May 8, 2002
Research: Causes and Prevention
Question from Dallas, Pennsylvania, USA:
What relationship exists between the use or overuse of growth hormone and the onset of type 1 diabetes? How important is the monitoring of the blood sugar levels during the use of growth hormone?
Answer:
I have to assume that your question refers to a child who is known to have type 1A (autoimmune) diabetes on the basis of a positive antibody test and who has been receiving Human Growth Hormone treatment for a long standing problem of short stature. If this is the case, then the complication of growth hormone treatment does not really increase the level of glucose testing needed for effective blood glucose control of the diabetes.

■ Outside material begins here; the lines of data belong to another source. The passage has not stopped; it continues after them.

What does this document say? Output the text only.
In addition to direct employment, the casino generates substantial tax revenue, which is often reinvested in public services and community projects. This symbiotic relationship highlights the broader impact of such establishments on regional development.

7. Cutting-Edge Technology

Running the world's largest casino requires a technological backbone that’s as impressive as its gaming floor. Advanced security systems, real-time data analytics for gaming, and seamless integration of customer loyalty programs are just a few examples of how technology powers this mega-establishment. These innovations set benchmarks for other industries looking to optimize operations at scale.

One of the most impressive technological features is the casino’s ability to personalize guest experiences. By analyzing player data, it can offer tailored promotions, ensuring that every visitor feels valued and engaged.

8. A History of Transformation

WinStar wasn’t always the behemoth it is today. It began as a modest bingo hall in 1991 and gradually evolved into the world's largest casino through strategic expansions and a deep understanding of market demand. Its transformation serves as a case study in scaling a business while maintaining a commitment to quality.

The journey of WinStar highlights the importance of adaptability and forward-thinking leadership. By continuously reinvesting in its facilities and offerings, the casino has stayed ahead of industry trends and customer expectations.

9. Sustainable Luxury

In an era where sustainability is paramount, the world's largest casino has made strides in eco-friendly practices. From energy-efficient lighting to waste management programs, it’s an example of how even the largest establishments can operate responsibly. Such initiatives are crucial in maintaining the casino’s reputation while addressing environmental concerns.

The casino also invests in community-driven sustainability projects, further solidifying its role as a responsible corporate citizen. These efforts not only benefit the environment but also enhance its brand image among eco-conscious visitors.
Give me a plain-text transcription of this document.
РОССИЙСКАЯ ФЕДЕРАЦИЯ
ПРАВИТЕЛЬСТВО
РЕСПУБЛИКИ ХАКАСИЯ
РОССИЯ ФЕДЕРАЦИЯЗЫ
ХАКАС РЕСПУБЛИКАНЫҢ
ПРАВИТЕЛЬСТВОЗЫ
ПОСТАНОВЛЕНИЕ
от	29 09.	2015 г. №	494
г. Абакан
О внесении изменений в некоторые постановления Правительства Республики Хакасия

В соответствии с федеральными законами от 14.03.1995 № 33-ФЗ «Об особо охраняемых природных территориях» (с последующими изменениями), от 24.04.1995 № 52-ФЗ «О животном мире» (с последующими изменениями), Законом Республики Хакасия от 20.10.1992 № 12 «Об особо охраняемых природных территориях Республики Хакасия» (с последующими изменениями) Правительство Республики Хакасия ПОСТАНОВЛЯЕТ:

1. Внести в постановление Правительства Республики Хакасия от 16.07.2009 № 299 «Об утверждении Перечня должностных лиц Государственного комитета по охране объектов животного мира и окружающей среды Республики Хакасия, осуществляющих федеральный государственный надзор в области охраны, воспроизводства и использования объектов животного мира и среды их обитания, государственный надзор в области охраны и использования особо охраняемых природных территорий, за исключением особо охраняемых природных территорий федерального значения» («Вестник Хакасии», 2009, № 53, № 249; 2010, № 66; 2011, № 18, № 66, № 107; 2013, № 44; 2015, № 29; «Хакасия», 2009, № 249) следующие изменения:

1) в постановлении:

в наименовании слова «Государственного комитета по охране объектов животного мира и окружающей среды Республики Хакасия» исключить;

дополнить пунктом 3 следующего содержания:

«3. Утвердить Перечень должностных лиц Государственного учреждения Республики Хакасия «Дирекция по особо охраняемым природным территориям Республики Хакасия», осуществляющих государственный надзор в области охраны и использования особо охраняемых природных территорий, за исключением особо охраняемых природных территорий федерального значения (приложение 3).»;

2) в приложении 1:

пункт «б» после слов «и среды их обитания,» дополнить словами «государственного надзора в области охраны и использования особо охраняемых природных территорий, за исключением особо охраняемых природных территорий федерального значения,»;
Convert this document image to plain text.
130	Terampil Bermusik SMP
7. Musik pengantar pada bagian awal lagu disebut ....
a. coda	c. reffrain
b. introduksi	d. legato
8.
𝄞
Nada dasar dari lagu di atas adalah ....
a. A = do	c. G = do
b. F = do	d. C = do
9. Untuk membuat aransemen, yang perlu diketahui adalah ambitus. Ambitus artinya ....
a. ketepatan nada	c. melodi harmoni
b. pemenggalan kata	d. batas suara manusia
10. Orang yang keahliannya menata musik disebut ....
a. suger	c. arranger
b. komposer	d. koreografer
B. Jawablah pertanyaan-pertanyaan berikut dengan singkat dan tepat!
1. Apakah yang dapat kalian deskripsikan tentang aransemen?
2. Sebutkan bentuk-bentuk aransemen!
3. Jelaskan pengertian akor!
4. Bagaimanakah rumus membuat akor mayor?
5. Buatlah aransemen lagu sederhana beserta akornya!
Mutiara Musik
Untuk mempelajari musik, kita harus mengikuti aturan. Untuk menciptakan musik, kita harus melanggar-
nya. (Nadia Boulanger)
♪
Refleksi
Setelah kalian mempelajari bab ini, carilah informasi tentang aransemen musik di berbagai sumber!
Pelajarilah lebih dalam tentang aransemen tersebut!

However, there are a number of mechanisms whereby the administration of growth hormone might have accelerated the process of autoimmune destruction of the insulin producing beta cells in the prediabetic or early clinical diabetes phase. In the first place, growth hormone might have led to some increase in serum insulin levels with a corresponding decrease in cell insulin receptors, in turn leading to an impairment of the very complicated signalling mechanism that receptor binding initiates. In addition to this, the presence of anti-GAD as part of the autoimmune process might have decreased somatostatin production which in turn might have led to an increased Growth Hormone Releasing Hormone and thus to an increase in production of any residual growth hormone.
This is rather a complex cascade of events, I’m afraid, and in the end, I doubt if the administered growth hormone had very much impact on the development of the diabetes.